Celiac disease (CD) is caused by an immunological response to gluten peptides in wheat. This response damages the intestine and can compromise the absorption of essential nutrients. Specific variants of HLA class II genes (which encode proteins that participate in the immune recognition of gluten) confer an elevated risk of CD, but additional genes are likely to contribute to the disorder. Lifelong adherence to gluten-free diets is difficult, and there is interest in devising alternative therapies.
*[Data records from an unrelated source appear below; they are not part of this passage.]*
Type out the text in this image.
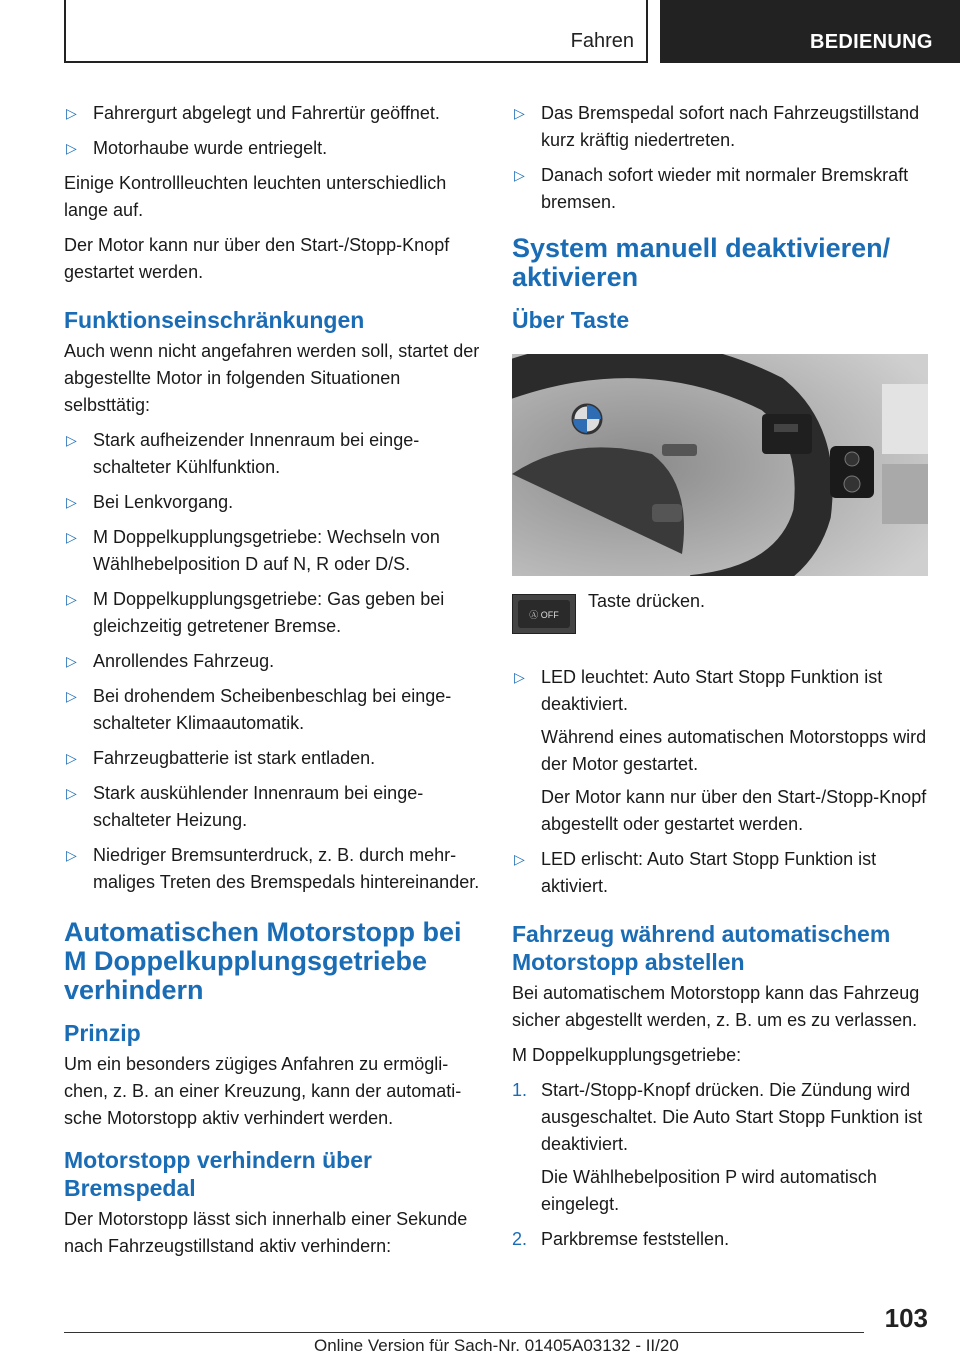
Fahren	BEDIENUNG
▷ Fahrergurt abgelegt und Fahrertür geöffnet.
▷ Motorhaube wurde entriegelt.

Einige Kontrollleuchten leuchten unterschiedlich lange auf.

Der Motor kann nur über den Start-/Stopp-Knopf gestartet werden.

Funktionseinschränkungen

Auch wenn nicht angefahren werden soll, startet der abgestellte Motor in folgenden Situationen selbsttätig:

▷ Stark aufheizender Innenraum bei eingeschalteter Kühlfunktion.
▷ Bei Lenkvorgang.
▷ M Doppelkupplungsgetriebe: Wechseln von Wählhebelposition D auf N, R oder D/S.
▷ M Doppelkupplungsgetriebe: Gas geben bei gleichzeitig getretener Bremse.
▷ Anrollendes Fahrzeug.
▷ Bei drohendem Scheibenbeschlag bei eingeschalteter Klimaautomatik.
▷ Fahrzeugbatterie ist stark entladen.
▷ Stark auskühlender Innenraum bei eingeschalteter Heizung.
▷ Niedriger Bremsunterdruck, z. B. durch mehrmaliges Treten des Bremspedals hintereinander.
Automatischen Motorstopp bei M Doppelkupplungsgetriebe verhindern
Prinzip

Um ein besonders zügiges Anfahren zu ermöglichen, z. B. an einer Kreuzung, kann der automatische Motorstopp aktiv verhindert werden.

Motorstopp verhindern über Bremspedal

Der Motorstopp lässt sich innerhalb einer Sekunde nach Fahrzeugstillstand aktiv verhindern:

▷ Das Bremspedal sofort nach Fahrzeugstillstand kurz kräftig niedertreten.
▷ Danach sofort wieder mit normaler Bremskraft bremsen.
System manuell deaktivieren/ aktivieren
Über Taste
Ⓐ OFF

Taste drücken.

▷ LED leuchtet: Auto Start Stopp Funktion ist deaktiviert.
Während eines automatischen Motorstopps wird der Motor gestartet.
Der Motor kann nur über den Start-/Stopp-Knopf abgestellt oder gestartet werden.
▷ LED erlischt: Auto Start Stopp Funktion ist aktiviert.
Fahrzeug während automatischem Motorstopp abstellen

Bei automatischem Motorstopp kann das Fahrzeug sicher abgestellt werden, z. B. um es zu verlassen.

M Doppelkupplungsgetriebe:

1. Start-/Stopp-Knopf drücken. Die Zündung wird ausgeschaltet. Die Auto Start Stopp Funktion ist deaktiviert.
Die Wählhebelposition P wird automatisch eingelegt.
2. Parkbremse feststellen.
103
Online Version für Sach-Nr. 01405A03132 - II/20
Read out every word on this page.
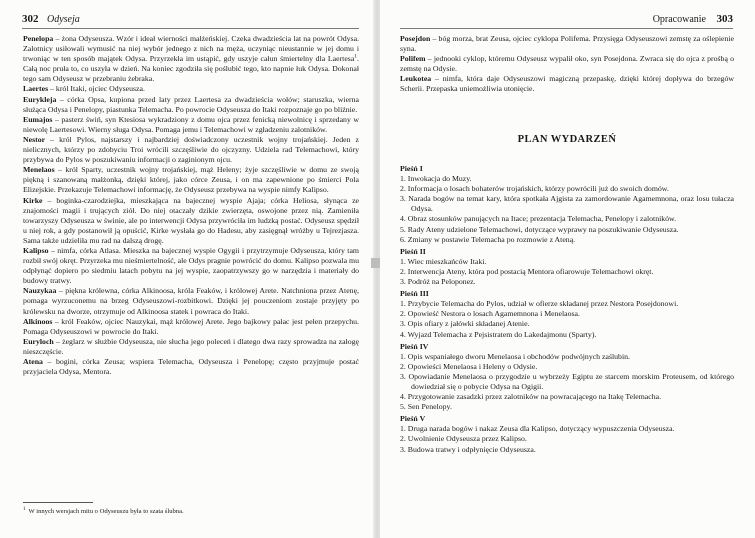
302 Odyseja

Penelopa – żona Odyseusza. Wzór i ideał wierności małżeńskiej. Czeka dwadzieścia lat na powrót Odysa. Zalotnicy usiłowali wymusić na niej wybór jednego z nich na męża, uczyniąc nieustannie w jej domu i trwoniąc w ten sposób majątek Odysa. Przyrzekła im ustąpić, gdy uszyje całun śmiertelny dla Laertesa$^1$. Całą noc pruła to, co uszyła w dzień. Na koniec zgodziła się poślubić tego, kto napnie łuk Odysa. Dokonał tego sam Odyseusz w przebraniu żebraka.

Laertes – król Itaki, ojciec Odyseusza.

Eurykleja – córka Opsa, kupiona przed laty przez Laertesa za dwadzieścia wołów; staruszka, wierna służąca Odysa i Penelopy, piastunka Telemacha. Po powrocie Odyseusza do Itaki rozpoznaje go po bliźnie.

Eumajos – pasterz świń, syn Ktesiosa wykradziony z domu ojca przez fenicką niewolnicę i sprzedany w niewolę Laertesowi. Wierny sługa Odysa. Pomaga jemu i Telemachowi w zgładzeniu zalotników.

Nestor – król Pylos, najstarszy i najbardziej doświadczony uczestnik wojny trojańskiej. Jeden z nielicznych, którzy po zdobyciu Troi wrócili szczęśliwie do ojczyzny. Udziela rad Telemachowi, który przybywa do Pylos w poszukiwaniu informacji o zaginionym ojcu.

Menelaos – król Sparty, uczestnik wojny trojańskiej, mąż Heleny; żyje szczęśliwie w domu ze swoją piękną i szanowaną małżonką, dzięki której, jako córce Zeusa, i on ma zapewnione po śmierci Pola Elizejskie. Przekazuje Telemachowi informację, że Odyseusz przebywa na wyspie nimfy Kalipso.

Kirke – boginka-czarodziejka, mieszkająca na bajecznej wyspie Ajaja; córka Heliosa, słynąca ze znajomości magii i trujących ziół. Do niej otaczały dzikie zwierzęta, oswojone przez nią. Zamieniła towarzyszy Odyseusza w świnie, ale po interwencji Odysa przywróciła im ludzką postać. Odyseusz spędził u niej rok, a gdy postanowił ją opuścić, Kirke wysłała go do Hadesu, aby zasięgnął wróżby u Tejrezjasza. Sama także udzieliła mu rad na dalszą drogę.

Kalipso – nimfa, córka Atlasa. Mieszka na bajecznej wyspie Ogygii i przytrzymuje Odyseusza, który tam rozbił swój okręt. Przyrzeka mu nieśmiertelność, ale Odys pragnie powrócić do domu. Kalipso pozwala mu odpłynąć dopiero po siedmiu latach pobytu na jej wyspie, zaopatrzywszy go w narzędzia i materiały do budowy tratwy.

Nauzykaa – piękna królewna, córka Alkinoosa, króla Feaków, i królowej Arete. Natchniona przez Atenę, pomaga wyrzuconemu na brzeg Odyseuszowi-rozbitkowi. Dzięki jej pouczeniom zostaje przyjęty po królewsku na dworze, otrzymuje od Alkinoosa statek i powraca do Itaki.

Alkinoos – król Feaków, ojciec Nauzykai, mąż królowej Arete. Jego bajkowy pałac jest pełen przepychu. Pomaga Odyseuszowi w powrocie do Itaki.

Euryloch – żeglarz w służbie Odyseusza, nie słucha jego poleceń i dlatego dwa razy sprowadza na załogę nieszczęście.

Atena – bogini, córka Zeusa; wspiera Telemacha, Odyseusza i Penelopę; często przyjmuje postać przyjaciela Odysa, Mentora.

$^1$ W innych wersjach mitu o Odyseuszu była to szata ślubna.
Opracowanie 303

Posejdon – bóg morza, brat Zeusa, ojciec cyklopa Polifema. Przysięga Odyseuszowi zemstę za oślepienie syna.

Polifem – jednooki cyklop, któremu Odyseusz wypalił oko, syn Posejdona. Zwraca się do ojca z prośbą o zemstę na Odysie.

Leukotea – nimfa, która daje Odyseuszowi magiczną przepaskę, dzięki której dopływa do brzegów Scherii. Przepaska uniemożliwia utonięcie.

PLAN WYDARZEŃ
Pieśń I
1. Inwokacja do Muzy.
2. Informacja o losach bohaterów trojańskich, którzy powrócili już do swoich domów.
3. Narada bogów na temat kary, która spotkała Ajgista za zamordowanie Agamemnona, oraz losu tułacza Odysa.
4. Obraz stosunków panujących na Itace; prezentacja Telemacha, Penelopy i zalotników.
5. Rady Ateny udzielone Telemachowi, dotyczące wyprawy na poszukiwanie Odyseusza.
6. Zmiany w postawie Telemacha po rozmowie z Ateną.
Pieśń II
1. Wiec mieszkańców Itaki.
2. Interwencja Ateny, która pod postacią Mentora ofiarowuje Telemachowi okręt.
3. Podróż na Peloponez.
Pieśń III
1. Przybycie Telemacha do Pylos, udział w ofierze składanej przez Nestora Posejdonowi.
2. Opowieść Nestora o losach Agamemnona i Menelaosa.
3. Opis ofiary z jałówki składanej Atenie.
4. Wyjazd Telemacha z Pejsistratem do Lakedajmonu (Sparty).
Pieśń IV
1. Opis wspaniałego dworu Menelaosa i obchodów podwójnych zaślubin.
2. Opowieści Menelaosa i Heleny o Odysie.
3. Opowiadanie Menelaosa o przygodzie u wybrzeży Egiptu ze starcem morskim Proteusem, od którego dowiedział się o pobycie Odysa na Ogigii.
4. Przygotowanie zasadzki przez zalotników na powracającego na Itakę Telemacha.
5. Sen Penelopy.
Pieśń V
1. Druga narada bogów i nakaz Zeusa dla Kalipso, dotyczący wypuszczenia Odyseusza.
2. Uwolnienie Odyseusza przez Kalipso.
3. Budowa tratwy i odpłynięcie Odyseusza.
Promising new leads have emerged from genome-based studies of both the human victims and the plant assailant. In a genetic association analysis of two Dutch populations, Monsuur et al. identified a sequence variant that conferred a twofold greater risk of CD. This variant resides within an intron of the human MYO9B gene, which encodes an unconventional myosin that may play a role in the ability of intestinal epithelial cells to form a tight barrier, and the variant allele may increase the access of gluten peptides to immune cells. Spaenij-Dekking et al. investigated whether different varieties of wheat contain different levels of the gluten peptides that trigger the pathogenic immune reaction. Based on the results of database searches of gluten sequences and in vitro immunological assays, the authors concluded that sufficient genetic variation exists in wheat to warrant consideration of selection strategies that would produce varieties that are better tolerated by celiacs.